The estate agent chain has recorded a £5.2 billion drop in the total value of new buy-to-let investment from H1 2015.

According to the data, the total value of residential properties bought by landlords in H1 2018 hit the lowest level since H1 2013, when investors spent £11.2 billion.

The total spent in H1 2018 is just over £9 billion less than the £21.6 billion spent by landlords in H1 2016, when additional property buyers rushed to beat the 3% Stamp Duty surcharge, which was introduced in April 2016.

Buy-to-let landlords purchased 64,260 properties in H1 this year, which is down by 31% on H1 2015, with the South East seeing the greatest decline, of 45%.

The average price of a property bought by a landlord in H1 was £174,580 – 4% less than last year and 7% less than in 2016. This is owed, in part, to the fact that more landlords are investing in cheaper homes further north of the country.

Aneisha Beveridge, the Head of Research at Hamptons International, comments: “The total value of homes purchased by landlords has fallen by over £5 billion in just three years. This is due to landlords buying fewer buy-to-lets and investors spending less on the homes they do buy.
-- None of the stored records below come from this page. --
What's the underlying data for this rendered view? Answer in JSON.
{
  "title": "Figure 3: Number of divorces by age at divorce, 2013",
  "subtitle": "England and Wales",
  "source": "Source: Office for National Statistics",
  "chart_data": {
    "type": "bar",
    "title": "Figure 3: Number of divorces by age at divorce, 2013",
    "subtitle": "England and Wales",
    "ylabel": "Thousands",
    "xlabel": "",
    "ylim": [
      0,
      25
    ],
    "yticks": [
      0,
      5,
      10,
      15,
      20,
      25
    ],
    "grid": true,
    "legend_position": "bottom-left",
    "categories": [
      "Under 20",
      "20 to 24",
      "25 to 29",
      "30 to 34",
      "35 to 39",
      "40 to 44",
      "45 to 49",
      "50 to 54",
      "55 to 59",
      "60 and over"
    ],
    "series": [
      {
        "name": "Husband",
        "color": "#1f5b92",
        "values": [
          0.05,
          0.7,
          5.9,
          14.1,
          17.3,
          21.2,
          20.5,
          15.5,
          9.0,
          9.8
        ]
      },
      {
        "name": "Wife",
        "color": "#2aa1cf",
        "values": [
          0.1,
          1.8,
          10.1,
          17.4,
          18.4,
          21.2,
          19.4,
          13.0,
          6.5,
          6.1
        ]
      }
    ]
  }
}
“With two out of five London based landlords looking outside the capital to buy their investments in search of higher yields and lower Stamp Duty bills, the average price of a home bought as a buy-to-let has fallen by 7% since 2016.”

Hamptons International also found that a number of tenants have been hit by rent price rises over the past 12 months, as landlords respond to higher taxes and restrictions on the industry.

The Government’s decision to restrict mortgage interest tax relief to the basic rate of Income Tax and add a 3% surcharge on Stamp Duty for buy-to-let has led to a rise in the number of landlords exiting the sector, resulting in an inevitable decline in rental property supply.

An alarming drop in the number of properties to let has added to the widening supply-demand imbalance in the rental market, which is placing upward pressure on rent prices.

Hamptons found that the average rent in Great Britain increased by 1.6% over the year to September, to £980 per month.

Rents were up in every region of the country, led by gains in Wales, where the average rent rose by 3.9% year-on-year, followed by the East of England (2.8%) and the Midlands (2.4%).

Beveridge says: “Rental growth in Great Britain continues to gradually pick up. Rents rose in every region across Great Britain for the first time since January.

“London rents returned to growth for the first time in four months, fuelled by a pickup in inner London.”